Ok. So all in all, it was a good visit. My wall of denial has another chip in it (how many doctors have to say I have MS before I totally and completely believe it, I wonder?) and I like Dr. Pless. He's smart, obviously valued at MGH (big office with adjoining exam room), not arrogant, left tons of time for my questions, liked me (very important!), specializes in MS, and seems to have a very positive, aggressive approach to treating this monster of a disease. He told me that he has a patient who has had MS for 10 years and she runs marathons and is training to climb Mt. Everest. I want to be her. Well, not her exactly (I kind of like being me!), but I want to be that kind of active. I told Dr. Pless that my friend Christina believes I am going to end up lobbying Congress for stem cell research and he thought that was a very good idea. I told guy.

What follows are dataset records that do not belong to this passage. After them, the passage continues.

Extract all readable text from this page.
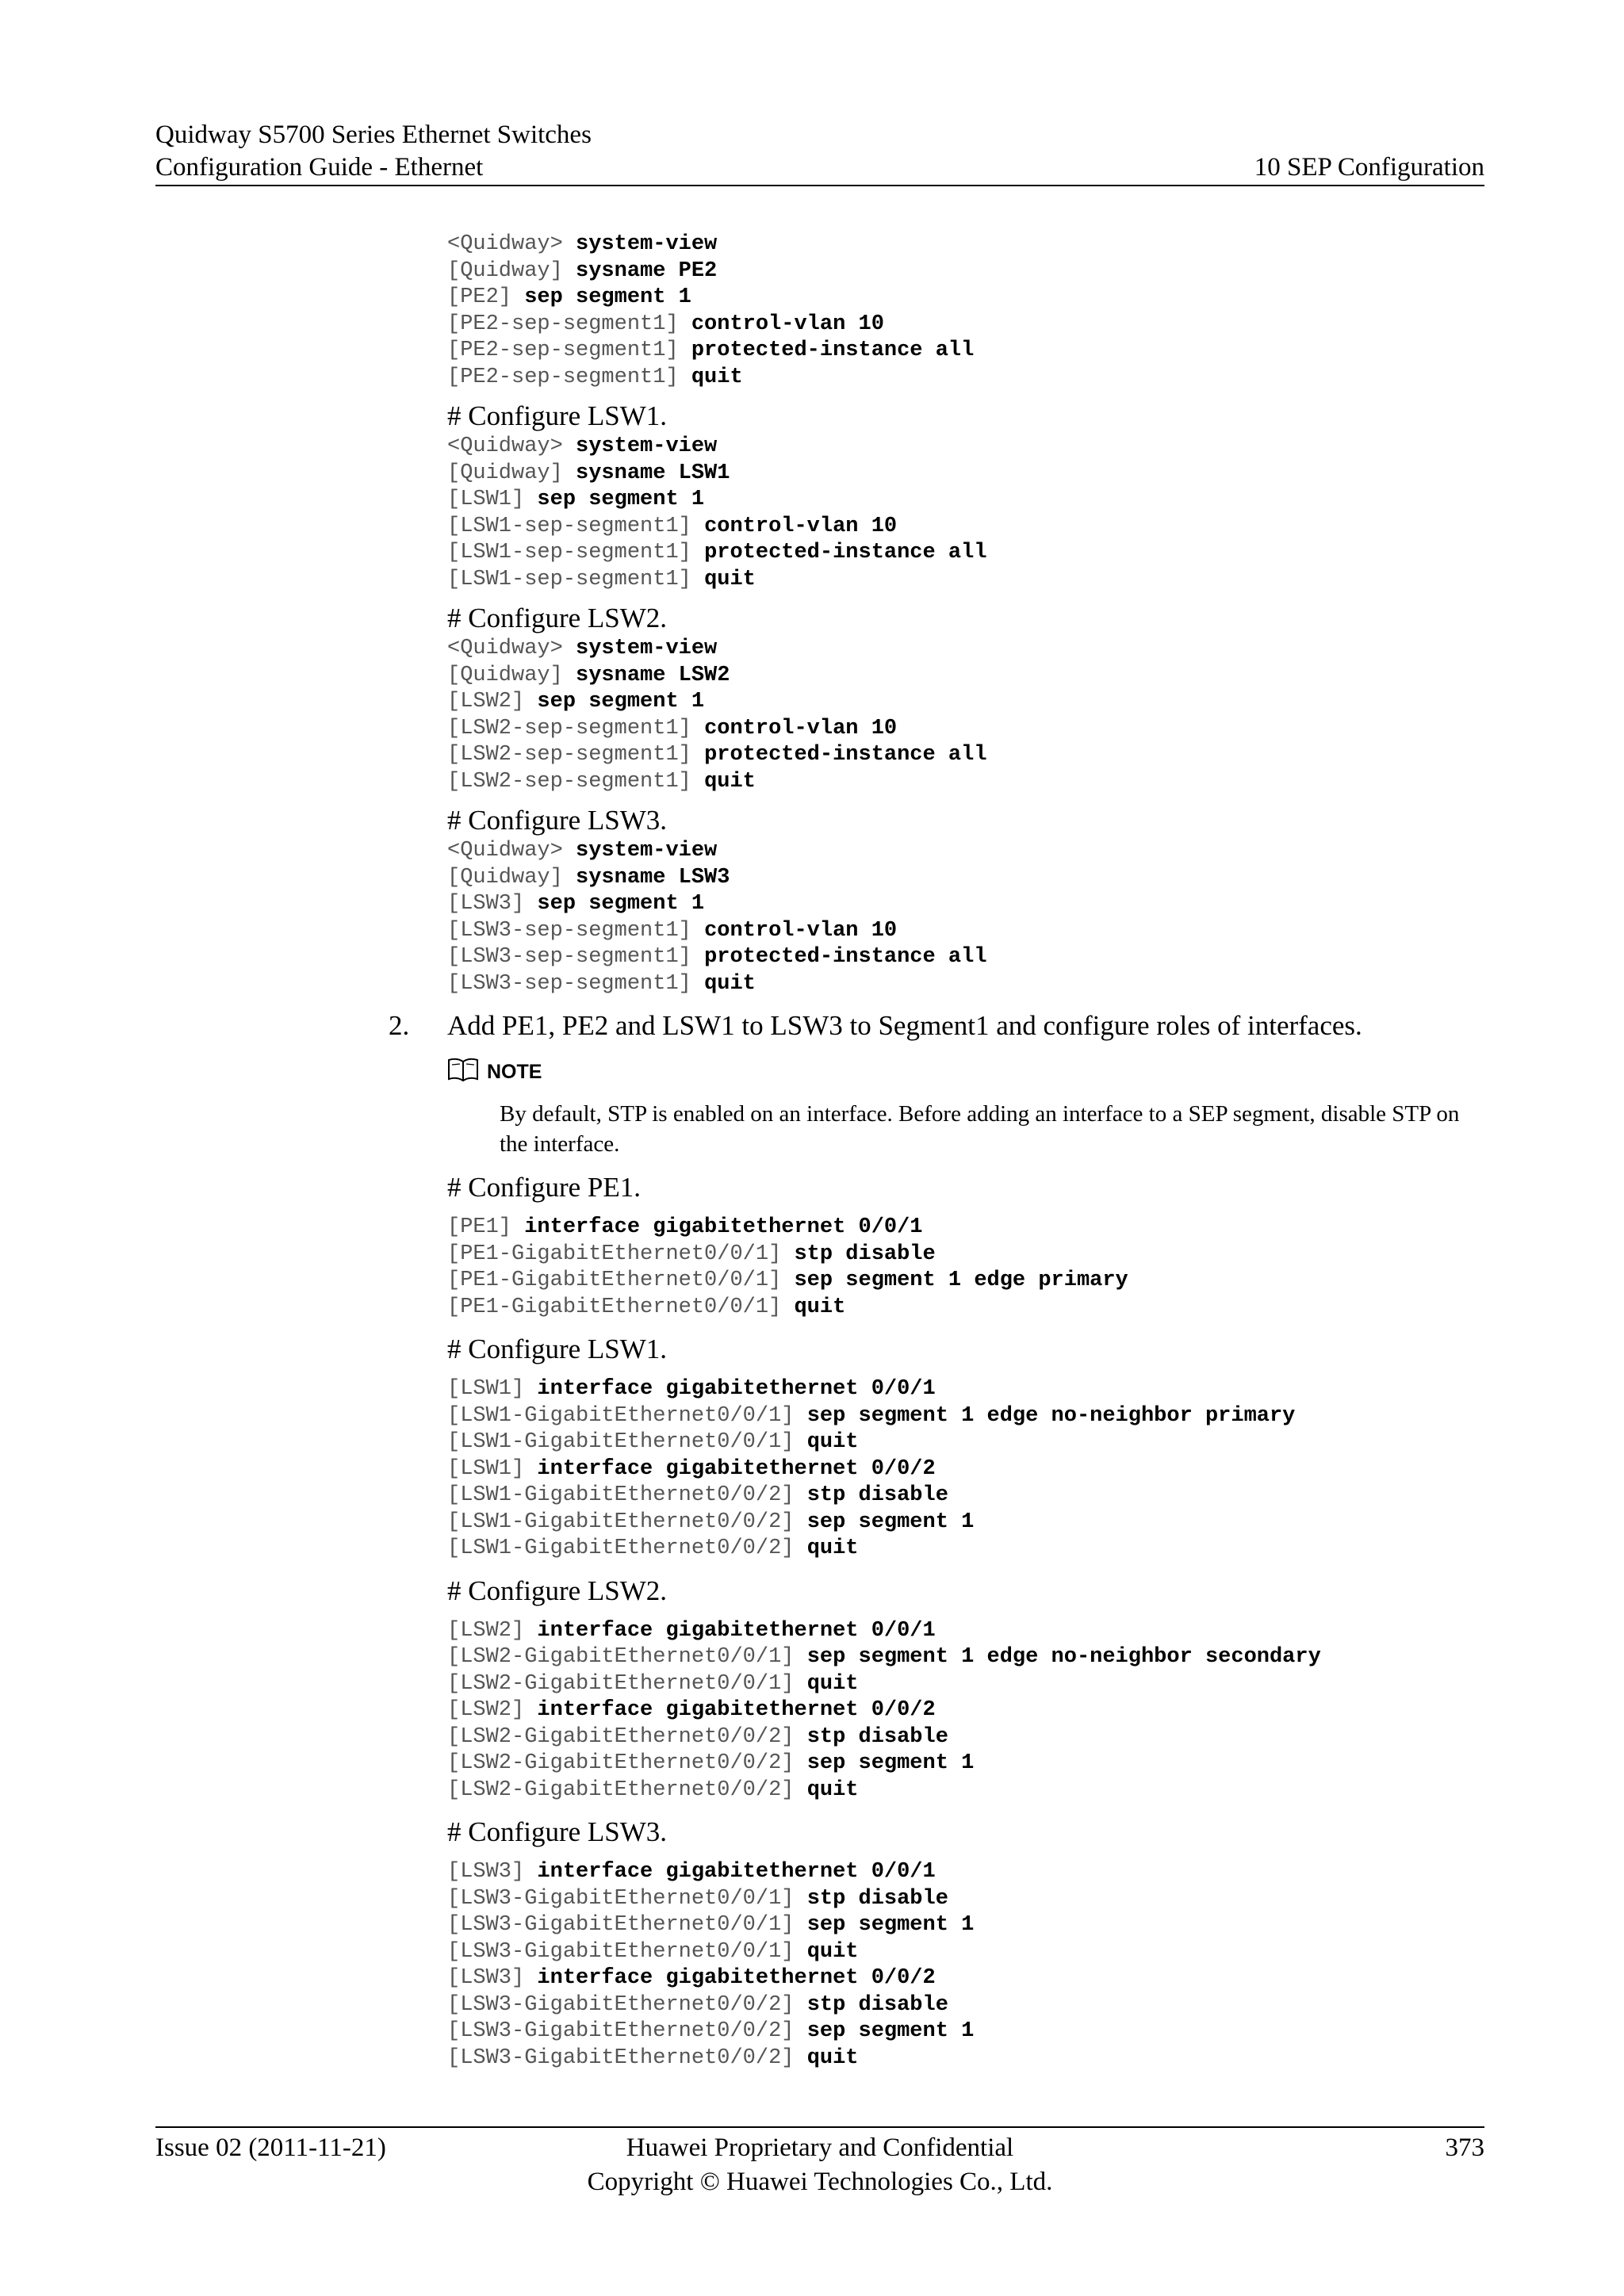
Quidway S5700 Series Ethernet Switches
Configuration Guide - Ethernet	10 SEP Configuration
<Quidway> system-view
[Quidway] sysname PE2
[PE2] sep segment 1
[PE2-sep-segment1] control-vlan 10
[PE2-sep-segment1] protected-instance all
[PE2-sep-segment1] quit
# Configure LSW1.
<Quidway> system-view
[Quidway] sysname LSW1
[LSW1] sep segment 1
[LSW1-sep-segment1] control-vlan 10
[LSW1-sep-segment1] protected-instance all
[LSW1-sep-segment1] quit
# Configure LSW2.
<Quidway> system-view
[Quidway] sysname LSW2
[LSW2] sep segment 1
[LSW2-sep-segment1] control-vlan 10
[LSW2-sep-segment1] protected-instance all
[LSW2-sep-segment1] quit
# Configure LSW3.
<Quidway> system-view
[Quidway] sysname LSW3
[LSW3] sep segment 1
[LSW3-sep-segment1] control-vlan 10
[LSW3-sep-segment1] protected-instance all
[LSW3-sep-segment1] quit
2. Add PE1, PE2 and LSW1 to LSW3 to Segment1 and configure roles of interfaces.
NOTE
By default, STP is enabled on an interface. Before adding an interface to a SEP segment, disable STP on the interface.
# Configure PE1.
[PE1] interface gigabitethernet 0/0/1
[PE1-GigabitEthernet0/0/1] stp disable
[PE1-GigabitEthernet0/0/1] sep segment 1 edge primary
[PE1-GigabitEthernet0/0/1] quit
# Configure LSW1.
[LSW1] interface gigabitethernet 0/0/1
[LSW1-GigabitEthernet0/0/1] sep segment 1 edge no-neighbor primary
[LSW1-GigabitEthernet0/0/1] quit
[LSW1] interface gigabitethernet 0/0/2
[LSW1-GigabitEthernet0/0/2] stp disable
[LSW1-GigabitEthernet0/0/2] sep segment 1
[LSW1-GigabitEthernet0/0/2] quit
# Configure LSW2.
[LSW2] interface gigabitethernet 0/0/1
[LSW2-GigabitEthernet0/0/1] sep segment 1 edge no-neighbor secondary
[LSW2-GigabitEthernet0/0/1] quit
[LSW2] interface gigabitethernet 0/0/2
[LSW2-GigabitEthernet0/0/2] stp disable
[LSW2-GigabitEthernet0/0/2] sep segment 1
[LSW2-GigabitEthernet0/0/2] quit
# Configure LSW3.
[LSW3] interface gigabitethernet 0/0/1
[LSW3-GigabitEthernet0/0/1] stp disable
[LSW3-GigabitEthernet0/0/1] sep segment 1
[LSW3-GigabitEthernet0/0/1] quit
[LSW3] interface gigabitethernet 0/0/2
[LSW3-GigabitEthernet0/0/2] stp disable
[LSW3-GigabitEthernet0/0/2] sep segment 1
[LSW3-GigabitEthernet0/0/2] quit
Issue 02 (2011-11-21)	Huawei Proprietary and Confidential
Copyright © Huawei Technologies Co., Ltd.
373
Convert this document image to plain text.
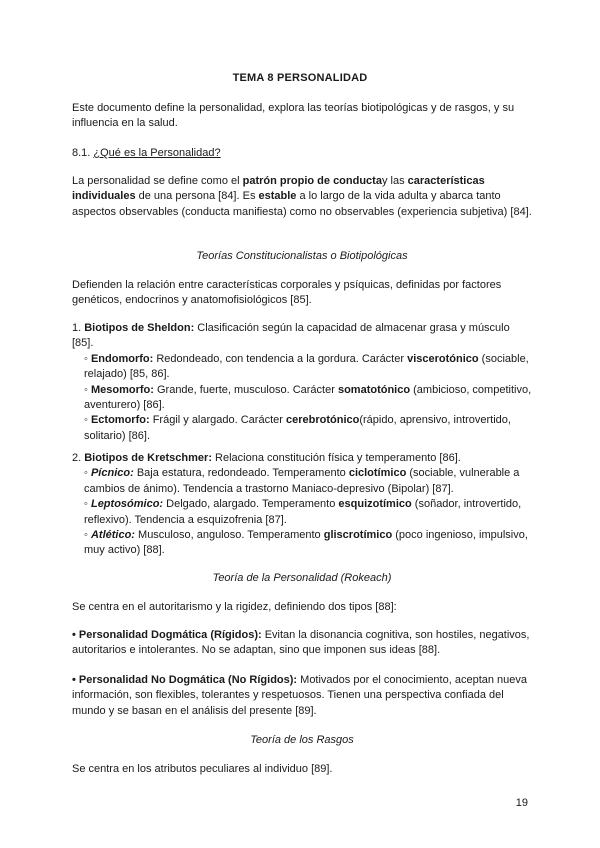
TEMA 8 PERSONALIDAD
Este documento define la personalidad, explora las teorías biotipológicas y de rasgos, y su influencia en la salud.
8.1. ¿Qué es la Personalidad?
La personalidad se define como el patrón propio de conductay las características individuales de una persona [84]. Es estable a lo largo de la vida adulta y abarca tanto aspectos observables (conducta manifiesta) como no observables (experiencia subjetiva) [84].
Teorías Constitucionalistas o Biotipológicas
Defienden la relación entre características corporales y psíquicas, definidas por factores genéticos, endocrinos y anatomofisiológicos [85].
1. Biotipos de Sheldon: Clasificación según la capacidad de almacenar grasa y músculo [85].
◦ Endomorfo: Redondeado, con tendencia a la gordura. Carácter viscerotónico (sociable, relajado) [85, 86].
◦ Mesomorfo: Grande, fuerte, musculoso. Carácter somatotónico (ambicioso, competitivo, aventurero) [86].
◦ Ectomorfo: Frágil y alargado. Carácter cerebrotónico(rápido, aprensivo, introvertido, solitario) [86].
2. Biotipos de Kretschmer: Relaciona constitución física y temperamento [86].
◦ Pícnico: Baja estatura, redondeado. Temperamento ciclotímico (sociable, vulnerable a cambios de ánimo). Tendencia a trastorno Maniaco-depresivo (Bipolar) [87].
◦ Leptosómico: Delgado, alargado. Temperamento esquizotímico (soñador, introvertido, reflexivo). Tendencia a esquizofrenia [87].
◦ Atlético: Musculoso, anguloso. Temperamento gliscrotímico (poco ingenioso, impulsivo, muy activo) [88].
Teoría de la Personalidad (Rokeach)
Se centra en el autoritarismo y la rigidez, definiendo dos tipos [88]:
• Personalidad Dogmática (Rígidos): Evitan la disonancia cognitiva, son hostiles, negativos, autoritarios e intolerantes. No se adaptan, sino que imponen sus ideas [88].
• Personalidad No Dogmática (No Rígidos): Motivados por el conocimiento, aceptan nueva información, son flexibles, tolerantes y respetuosos. Tienen una perspectiva confiada del mundo y se basan en el análisis del presente [89].
Teoría de los Rasgos
Se centra en los atributos peculiares al individuo [89].
19
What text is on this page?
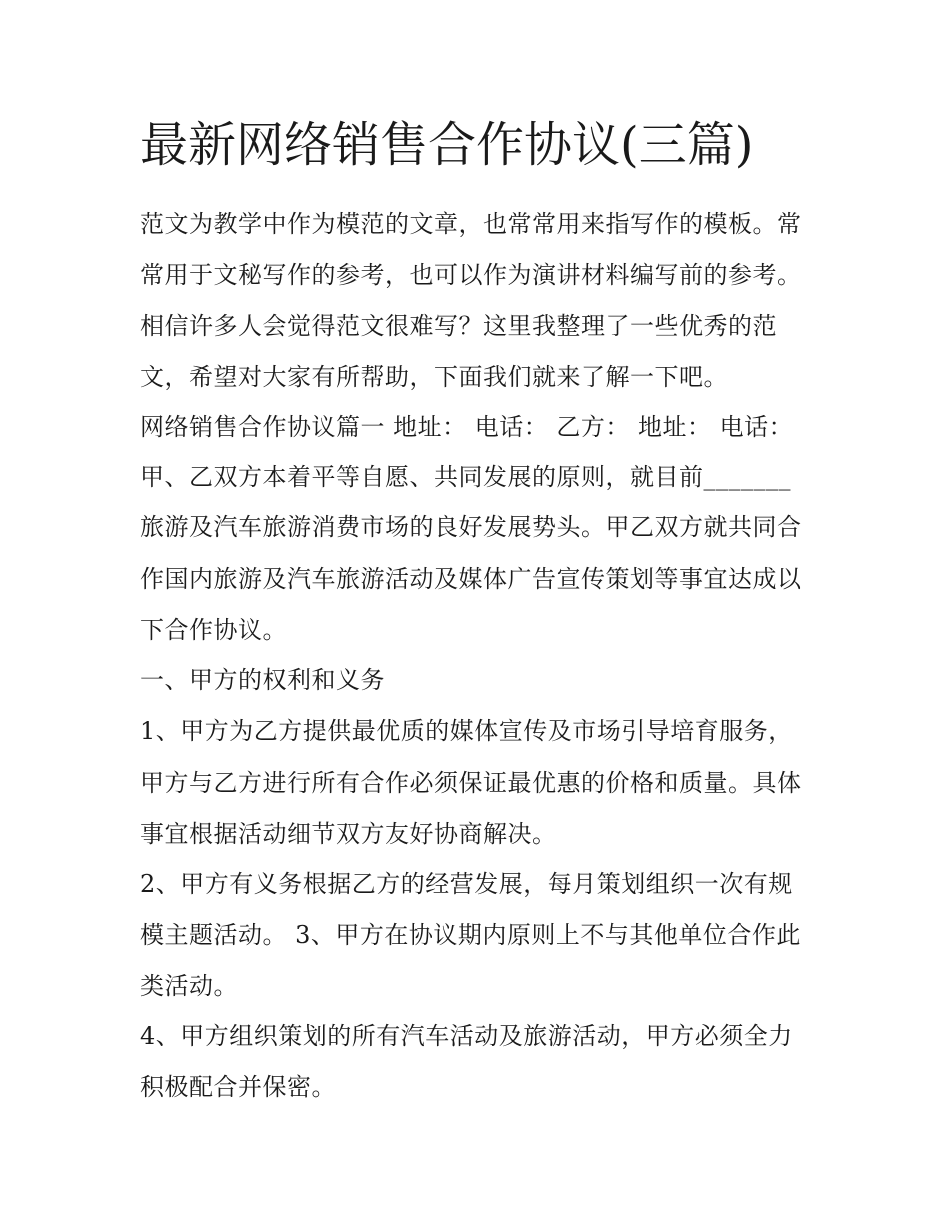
最新网络销售合作协议(三篇)

范文为教学中作为模范的文章，也常常用来指写作的模板。常

常用于文秘写作的参考，也可以作为演讲材料编写前的参考。

相信许多人会觉得范文很难写？这里我整理了一些优秀的范

文，希望对大家有所帮助，下面我们就来了解一下吧。

网络销售合作协议篇一 地址： 电话： 乙方： 地址： 电话：

甲、乙双方本着平等自愿、共同发展的原则，就目前_______

旅游及汽车旅游消费市场的良好发展势头。甲乙双方就共同合

作国内旅游及汽车旅游活动及媒体广告宣传策划等事宜达成以

下合作协议。

一、甲方的权利和义务

1、甲方为乙方提供最优质的媒体宣传及市场引导培育服务，

甲方与乙方进行所有合作必须保证最优惠的价格和质量。具体

事宜根据活动细节双方友好协商解决。

2、甲方有义务根据乙方的经营发展，每月策划组织一次有规

模主题活动。 3、甲方在协议期内原则上不与其他单位合作此

类活动。

4、甲方组织策划的所有汽车活动及旅游活动，甲方必须全力

积极配合并保密。
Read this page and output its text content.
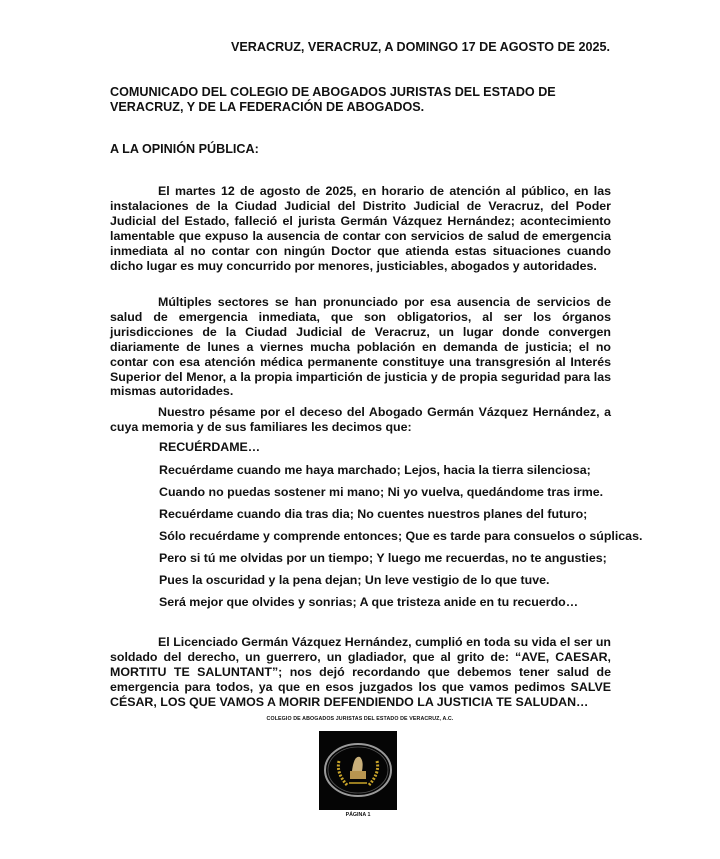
VERACRUZ, VERACRUZ, A DOMINGO 17 DE AGOSTO DE 2025.
COMUNICADO DEL COLEGIO DE ABOGADOS JURISTAS DEL ESTADO DE VERACRUZ, Y DE LA FEDERACIÓN DE ABOGADOS.
A LA OPINIÓN PÚBLICA:
El martes 12 de agosto de 2025, en horario de atención al público, en las instalaciones de la Ciudad Judicial del Distrito Judicial de Veracruz, del Poder Judicial del Estado, falleció el jurista Germán Vázquez Hernández; acontecimiento lamentable que expuso la ausencia de contar con servicios de salud de emergencia inmediata al no contar con ningún Doctor que atienda estas situaciones cuando dicho lugar es muy concurrido por menores, justiciables, abogados y autoridades.
Múltiples sectores se han pronunciado por esa ausencia de servicios de salud de emergencia inmediata, que son obligatorios, al ser los órganos jurisdicciones de la Ciudad Judicial de Veracruz, un lugar donde convergen diariamente de lunes a viernes mucha población en demanda de justicia; el no contar con esa atención médica permanente constituye una transgresión al Interés Superior del Menor, a la propia impartición de justicia y de propia seguridad para las mismas autoridades.
Nuestro pésame por el deceso del Abogado Germán Vázquez Hernández, a cuya memoria y de sus familiares les decimos que:
RECUÉRDAME…
Recuérdame cuando me haya marchado; Lejos, hacia la tierra silenciosa;
Cuando no puedas sostener mi mano; Ni yo vuelva, quedándome tras irme.
Recuérdame cuando dia tras dia; No cuentes nuestros planes del futuro;
Sólo recuérdame y comprende entonces; Que es tarde para consuelos o súplicas.
Pero si tú me olvidas por un tiempo; Y luego me recuerdas, no te angusties;
Pues la oscuridad y la pena dejan; Un leve vestigio de lo que tuve.
Será mejor que olvides y sonrias; A que tristeza anide en tu recuerdo…
El Licenciado Germán Vázquez Hernández, cumplió en toda su vida el ser un soldado del derecho, un guerrero, un gladiador, que al grito de: “AVE, CAESAR, MORTITU TE SALUNTANT”; nos dejó recordando que debemos tener salud de emergencia para todos, ya que en esos juzgados los que vamos pedimos SALVE CÉSAR, LOS QUE VAMOS A MORIR DEFENDIENDO LA JUSTICIA TE SALUDAN…
COLEGIO DE ABOGADOS JURISTAS DEL ESTADO DE VERACRUZ, A.C.
PÁGINA 1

Oh! I almost forgot the absolute best part of having my appointment today. While I was taking the train to MGH, Boomers was installing my car stereo (that was a MUCH APPRECIATED hand-me-down from Karen Teacup). I have tunes at last!

To summarize: I have MS, I don't have syphilis, and I can now sing at the top of my lungs with actual musical accompaniment in the KGB car.


  1. Miss Julie-
    I have MS. I lost the vision in my right eye. It did not return. That was 3 years ago. Other than the tiredness...occasional Numbness, and occasional tired legs... I am living with MS. I am 40, work full time and live south of you in RI. Love the Blog and hope you continue to tell your story. Love to be by your side when you testify on Stem Cell Support. Hang in there

  2. So why the Dr. switch this time? What happend to cute Dr. Cho? Whenever you write in your blog about your vision, I try reeaaallly hard to put myself in your shoes and 'see what you see.' But I just can't - I can't imagine. I imagine by now you're getting used to the reduced vision (well, probably never completely, but at least learning how to cope). At least I hope so! I don't pray, but I'll send along hopeful thoughts that your full vision does come back some day!!